Complex systems are like poker: we know the rules but there is much more to how the game will unfold: the relationships, how people have played, patterns emerging.

Chess and poker require different strategies.

Engineers are often trained to solve complicated problems. We calculate outcomes, we stipulate procedures, we aim to control.

But the systems we are engaging with are often complex. Complexity requires different approaches: cycles of observation, action, reflection and updating plans.

And yet, it often feels like we use complicated strategies for complex systems.

It’s hard to win at poker by playing chess.

This distinction between complicated and complex systems draws on the work of David Snowden and the Cynefin Framework

For more on this topic, see the entry for Complexity in the Pattern Book for Regenerative Design.

Canvas and Twill — the patterns for two new short courses in regenerative design

More and more design teams are committing to regenerative principles and goals in their projects. This is very promising. But it also raises the question, how do upskill a team in a way that is both quick and meaningful?

The Pattern Book gives us two starting points:

  • Pattern 01: Canvas — for teams who want to start with observing real systems and move to theory.
  • Pattern 02: Twill — for teams who want to start with theory and move to observation of real systems.

I’ve used these two patterns to create two new short online courses.

Feeling the Future, and

Seeing the System.

Both are designed as a rapid introduction to regenerative design. They don’t do the deep work (you have to do that). But they will give you a strong foundation to build from, ground in the frameworks we use in the Regenerative Design Lab.

Pick the course that suits your learning style. And please tell your friends and colleagues. Thanks!

Field notes: the Kalideascope meets the Ambition Loop

This week I was invited to run an afternoon session for the Engineers Without Borders UK Systems Change Lab at their event in Glasgow. This event is part of their wider programme to create system change in engineering education to build globally responsible engineering. 
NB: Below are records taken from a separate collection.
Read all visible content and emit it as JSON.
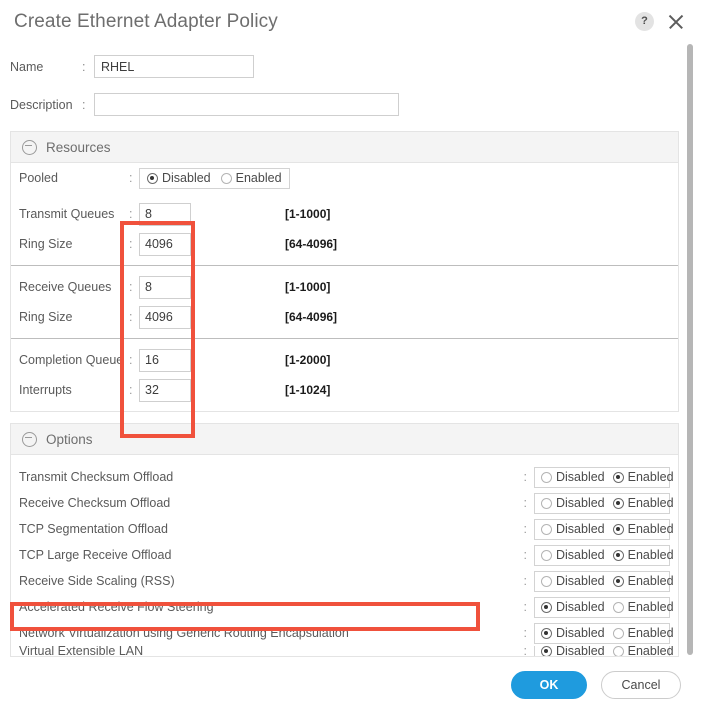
{
  "dialog": {
    "title": "Create Ethernet Adapter Policy",
    "help_icon": "help-icon",
    "close_icon": "close-icon"
  },
  "fields": {
    "name": {
      "label": "Name",
      "colon": ":",
      "value": "RHEL",
      "placeholder": ""
    },
    "description": {
      "label": "Description",
      "colon": ":",
      "value": "",
      "placeholder": ""
    }
  },
  "resources": {
    "title": "Resources",
    "pooled": {
      "label": "Pooled",
      "colon": ":",
      "options": [
        "Disabled",
        "Enabled"
      ],
      "selected": "Disabled"
    },
    "groups": [
      {
        "rows": [
          {
            "label": "Transmit Queues",
            "colon": ":",
            "value": "8",
            "range": "[1-1000]"
          },
          {
            "label": "Ring Size",
            "colon": ":",
            "value": "4096",
            "range": "[64-4096]"
          }
        ]
      },
      {
        "rows": [
          {
            "label": "Receive Queues",
            "colon": ":",
            "value": "8",
            "range": "[1-1000]"
          },
          {
            "label": "Ring Size",
            "colon": ":",
            "value": "4096",
            "range": "[64-4096]"
          }
        ]
      },
      {
        "rows": [
          {
            "label": "Completion Queue",
            "colon": ":",
            "value": "16",
            "range": "[1-2000]"
          },
          {
            "label": "Interrupts",
            "colon": ":",
            "value": "32",
            "range": "[1-1024]"
          }
        ]
      }
    ]
  },
  "options": {
    "title": "Options",
    "radio_labels": {
      "disabled": "Disabled",
      "enabled": "Enabled"
    },
    "rows": [
      {
        "label": "Transmit Checksum Offload",
        "colon": ":",
        "selected": "Enabled"
      },
      {
        "label": "Receive Checksum Offload",
        "colon": ":",
        "selected": "Enabled"
      },
      {
        "label": "TCP Segmentation Offload",
        "colon": ":",
        "selected": "Enabled"
      },
      {
        "label": "TCP Large Receive Offload",
        "colon": ":",
        "selected": "Enabled"
      },
      {
        "label": "Receive Side Scaling (RSS)",
        "colon": ":",
        "selected": "Enabled"
      },
      {
        "label": "Accelerated Receive Flow Steering",
        "colon": ":",
        "selected": "Disabled"
      },
      {
        "label": "Network Virtualization using Generic Routing Encapsulation",
        "colon": ":",
        "selected": "Disabled"
      },
      {
        "label": "Virtual Extensible LAN",
        "colon": ":",
        "selected": "Disabled"
      }
    ]
  },
  "footer": {
    "ok_label": "OK",
    "cancel_label": "Cancel"
  },
  "annotations": {
    "color": "#f0513c",
    "boxes": [
      "resources-queue-inputs",
      "receive-side-scaling-row"
    ]
  }
}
My brief was to prompt some creative thinking as part of the ‘develop’ phase in their programme. The session was an opportunity to pair two tools that I have previously used separately in our facilitation at Constructivist: the Kalideascope and the Ambition Loop. 

For years I’ve been developing and refining the Kalideascope as a structured model for divergent thinking. It helps users move beyond one initial idea by gathering a wide range of inputs, capturing questions and creating the conditions for new connections to emerge. 

While the Kalideascope generates lots of ideas, we need a different tool for the convergent thinking that enables us to choose between ideas and improve on them. So here I brought in the Ambition Loop — a tool that Bill Sharpe introduced us to in the Regenerative Design Lab to help identify what ideas have the potential to create systems change. The Ambition Loop model helps us by going beyond testing our ideas against the brief to testing how ideas can be taken up by and amplified within a systems. 

This pairing of the Kalideascope with the Ambition Loop created a strong arc for the session. The first tool expands the fields of possibilities. The second homes in on the ideas that the system might take up. 

I am seeing that with the Ambition Loop model that it tends to draw out questions about who we need to partner with to make change. 

If you have a copy of the Pattern Book for Regenerative Design, I suggest, like me, you annotate the end of the Kalideascope entry to say that it works well paired with the Ambition Loop motif as a divergent-convergent pair.